The Oakville man's licence was suspended by provincial regulators in December 2015 after allegations emerged that he carried out a "pattern of manipulation and exploitation" of his clients through his Metro Financial Planning Limited business on King Street West.
Khanna's lawyer, John Rosen, suggested in cross-examination that his client was at the woman's home to "lend a sympathetic ear."
"No, it wasn't that way," she said through tears in the witness box.
"You didn't tell him to stop, did you?" Rosen later asked.
"No I did not," the witness responded. "It still doesn't give him the right to do that to me."
Sexual favours in lieu of mortgage payments
The witness said there were no other instances where Khanna physically touched her, and no other instances of a sexual nature — save for one time where he allegedly suggested she could provide sexual favours in lieu of mortgage payments.
"He suggested if I was low on money, other people did favours for him, sexual favours, if they were low. He suggested I could be one of them," she said.
The witness said she just shrugged that suggestion off.
Rosen presented documents in court that showed the witness and her former husband originally entered into a rental agreement with Khanna and his wife back in the summer of 2000.
The woman agreed that her husband was largely in charge of her finances.

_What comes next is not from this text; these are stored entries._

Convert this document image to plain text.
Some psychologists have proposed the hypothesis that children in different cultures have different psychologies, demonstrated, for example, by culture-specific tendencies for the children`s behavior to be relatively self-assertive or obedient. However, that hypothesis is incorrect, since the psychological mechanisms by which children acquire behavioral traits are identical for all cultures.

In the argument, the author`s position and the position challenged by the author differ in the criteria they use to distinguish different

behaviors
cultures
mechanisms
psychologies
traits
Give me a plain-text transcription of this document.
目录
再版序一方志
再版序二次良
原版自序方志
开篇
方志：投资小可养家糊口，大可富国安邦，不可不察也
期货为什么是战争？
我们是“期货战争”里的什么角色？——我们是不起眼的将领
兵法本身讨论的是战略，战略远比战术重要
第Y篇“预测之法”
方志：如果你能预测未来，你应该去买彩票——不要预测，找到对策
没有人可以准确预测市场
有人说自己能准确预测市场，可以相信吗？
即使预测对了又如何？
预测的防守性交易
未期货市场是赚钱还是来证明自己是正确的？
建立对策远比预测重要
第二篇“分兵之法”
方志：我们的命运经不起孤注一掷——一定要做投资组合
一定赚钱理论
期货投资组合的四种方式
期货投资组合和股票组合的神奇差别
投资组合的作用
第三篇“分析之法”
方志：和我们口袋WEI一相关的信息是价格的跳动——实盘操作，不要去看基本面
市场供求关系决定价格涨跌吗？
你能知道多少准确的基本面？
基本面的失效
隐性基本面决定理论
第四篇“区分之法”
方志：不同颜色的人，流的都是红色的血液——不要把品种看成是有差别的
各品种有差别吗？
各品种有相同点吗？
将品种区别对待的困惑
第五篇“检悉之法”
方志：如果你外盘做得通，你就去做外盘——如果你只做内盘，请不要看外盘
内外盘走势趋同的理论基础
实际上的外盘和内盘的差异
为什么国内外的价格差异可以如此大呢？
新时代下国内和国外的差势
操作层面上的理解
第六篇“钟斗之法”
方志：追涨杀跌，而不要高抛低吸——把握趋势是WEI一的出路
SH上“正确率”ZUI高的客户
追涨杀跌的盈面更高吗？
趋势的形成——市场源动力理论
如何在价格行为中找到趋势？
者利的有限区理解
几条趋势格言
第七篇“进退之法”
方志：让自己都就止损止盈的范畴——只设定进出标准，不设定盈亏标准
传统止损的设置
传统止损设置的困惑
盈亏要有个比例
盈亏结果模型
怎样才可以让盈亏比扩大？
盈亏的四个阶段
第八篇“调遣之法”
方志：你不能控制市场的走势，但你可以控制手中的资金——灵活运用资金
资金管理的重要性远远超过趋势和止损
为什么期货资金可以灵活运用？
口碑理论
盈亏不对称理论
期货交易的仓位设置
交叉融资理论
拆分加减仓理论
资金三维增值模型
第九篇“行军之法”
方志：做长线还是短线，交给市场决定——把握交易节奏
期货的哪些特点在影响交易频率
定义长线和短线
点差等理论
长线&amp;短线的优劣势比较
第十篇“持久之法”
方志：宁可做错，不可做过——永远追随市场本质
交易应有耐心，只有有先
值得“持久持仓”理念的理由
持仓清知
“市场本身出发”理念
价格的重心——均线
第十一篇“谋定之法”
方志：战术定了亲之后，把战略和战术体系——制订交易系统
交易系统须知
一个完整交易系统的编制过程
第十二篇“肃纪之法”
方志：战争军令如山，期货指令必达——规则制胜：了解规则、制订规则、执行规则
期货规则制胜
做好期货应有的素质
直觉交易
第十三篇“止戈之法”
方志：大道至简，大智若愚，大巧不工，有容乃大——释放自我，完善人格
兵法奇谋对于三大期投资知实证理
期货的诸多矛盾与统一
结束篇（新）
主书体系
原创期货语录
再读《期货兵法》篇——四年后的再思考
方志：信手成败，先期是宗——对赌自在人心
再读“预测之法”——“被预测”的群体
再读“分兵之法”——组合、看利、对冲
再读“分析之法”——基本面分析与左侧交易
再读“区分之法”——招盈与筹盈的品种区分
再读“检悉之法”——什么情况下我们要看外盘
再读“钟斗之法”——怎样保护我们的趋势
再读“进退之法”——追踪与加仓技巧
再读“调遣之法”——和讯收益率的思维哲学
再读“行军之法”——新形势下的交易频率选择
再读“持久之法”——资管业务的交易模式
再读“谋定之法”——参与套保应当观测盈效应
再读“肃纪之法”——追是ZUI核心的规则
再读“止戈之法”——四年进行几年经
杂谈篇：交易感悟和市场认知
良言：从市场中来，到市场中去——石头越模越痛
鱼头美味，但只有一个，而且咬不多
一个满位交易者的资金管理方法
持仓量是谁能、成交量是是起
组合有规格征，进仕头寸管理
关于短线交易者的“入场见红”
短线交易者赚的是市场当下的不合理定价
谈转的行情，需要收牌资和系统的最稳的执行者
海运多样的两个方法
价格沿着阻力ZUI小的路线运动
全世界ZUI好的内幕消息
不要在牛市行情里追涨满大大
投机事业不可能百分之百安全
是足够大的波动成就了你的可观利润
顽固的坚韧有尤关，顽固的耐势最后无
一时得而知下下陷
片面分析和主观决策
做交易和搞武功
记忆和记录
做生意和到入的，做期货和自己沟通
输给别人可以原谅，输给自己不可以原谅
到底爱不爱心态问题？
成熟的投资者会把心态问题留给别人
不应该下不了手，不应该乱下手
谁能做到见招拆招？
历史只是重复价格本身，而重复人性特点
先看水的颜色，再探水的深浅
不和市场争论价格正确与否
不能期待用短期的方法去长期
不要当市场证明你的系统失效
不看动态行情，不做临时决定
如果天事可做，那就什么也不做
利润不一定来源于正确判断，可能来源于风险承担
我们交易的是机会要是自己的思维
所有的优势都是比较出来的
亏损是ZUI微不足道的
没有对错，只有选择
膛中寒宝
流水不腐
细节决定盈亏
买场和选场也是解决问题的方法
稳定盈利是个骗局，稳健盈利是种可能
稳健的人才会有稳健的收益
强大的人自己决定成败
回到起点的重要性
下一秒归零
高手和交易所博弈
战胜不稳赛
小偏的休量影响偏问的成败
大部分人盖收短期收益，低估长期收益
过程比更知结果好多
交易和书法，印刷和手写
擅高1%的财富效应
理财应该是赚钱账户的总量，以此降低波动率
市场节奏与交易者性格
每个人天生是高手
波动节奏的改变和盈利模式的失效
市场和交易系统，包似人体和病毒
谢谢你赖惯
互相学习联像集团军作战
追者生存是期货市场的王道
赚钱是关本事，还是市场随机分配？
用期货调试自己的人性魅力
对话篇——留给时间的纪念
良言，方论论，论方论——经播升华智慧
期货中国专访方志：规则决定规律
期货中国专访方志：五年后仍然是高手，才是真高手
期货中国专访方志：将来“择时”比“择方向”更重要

The landlord tenant board ordered they move out of that home over unpaid rent of just under $5,000, court heard.
The couple then entered into the rent-to-own agreement in 2009, the woman agreed, which included payments for the $5,000 the previously owed Khanna.
She also agreed with Rosen's suggestion that Khanna bought them a new fridge for their home, and helped her husband pay off some of his outstanding debts in an effort to build up his credit score.